Success and your own experience will vary depending on the items and weapons you find. Health and damage bonuses are found and earned during each run, which changes the mostly familiar rogue-like mechanic into a robust system that means your arsenal, power, and overall strength can drastically change over the course of a few short minutes. One run you might-even get lucky and find an orange legendary sword right off the bat, which then takes you further than you’ve ever gone before. It’s an exciting approach that invites multiple playthroughs and reinforces that age-old saying of ‘expect the unexpected’ even after playing Dead Cells for several hours.
The only arguable downside to the setup is that in Dead Cells, the cost and benefit of upgrades takes considerable time to become apparent. Especially if you struggle with the often-difficult nature of the combat and enemy encounters. Boss fights that escalate in both intensity and difficulty the longer they go on is a feature that we equally love and hate. And for lack of a better term there’s a sense that although skill, and getting better the more you play, plays an important role in how long Dead Cells may take to conquer – progression is a little grind-y.
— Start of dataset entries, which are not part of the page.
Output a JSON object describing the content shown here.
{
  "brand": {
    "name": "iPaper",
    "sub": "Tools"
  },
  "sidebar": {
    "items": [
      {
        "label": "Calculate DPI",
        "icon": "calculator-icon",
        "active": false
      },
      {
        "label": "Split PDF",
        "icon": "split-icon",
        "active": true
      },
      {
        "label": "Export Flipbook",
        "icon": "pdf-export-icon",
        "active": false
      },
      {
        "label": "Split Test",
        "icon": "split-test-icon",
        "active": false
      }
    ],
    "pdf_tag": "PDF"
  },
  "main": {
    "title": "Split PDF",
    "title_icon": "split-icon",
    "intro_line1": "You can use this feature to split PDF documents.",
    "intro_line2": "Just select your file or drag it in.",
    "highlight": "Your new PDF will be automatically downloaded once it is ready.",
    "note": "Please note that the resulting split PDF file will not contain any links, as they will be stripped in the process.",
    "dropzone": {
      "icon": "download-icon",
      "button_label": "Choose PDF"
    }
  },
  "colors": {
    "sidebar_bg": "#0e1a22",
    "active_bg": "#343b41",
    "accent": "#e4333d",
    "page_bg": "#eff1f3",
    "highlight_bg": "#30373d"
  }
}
But, by forcing a player to test out a slower double-handed blade over their own preference of taking twin assassin blades into the field - Dead Cells presents an experience where you’ll want to dive back in and discover everything about it. A notion that also applies to the level design, each with their own often visually stunning locations filled with secrets and shortcuts. Discovery is a part of Dead Cells, which might come through one’s own experimentation - or simply watching someone else play and interact with the world in a way you never thought of. Taking it slow or speeding through a map, multiple paths to reach the final boss, backtracking and teleportation that never feels like a burden, and a story, world, and setting that is as mysterious as both the original Metroid and first Dark Souls game – it’s the complete package.
In a time when wonderful looking indies are being released on a weekly basis, Dead Cells stands out among the pack. Not only in terms of its wonderful visual aesthetic, but how it opts to present its seemingly familiar mechanics in exciting new ways. It’s incredibly well balanced too, no doubt thanks to the extended Early Access period that saw the experience grow based on community feedback. From progression to combat to its strange world filled with secrets to find and items to discover - Dead Cells is a game one could easily savour and come back to for months. And when compared to the classics that inspired its design, that’s just about the perfect outcome too.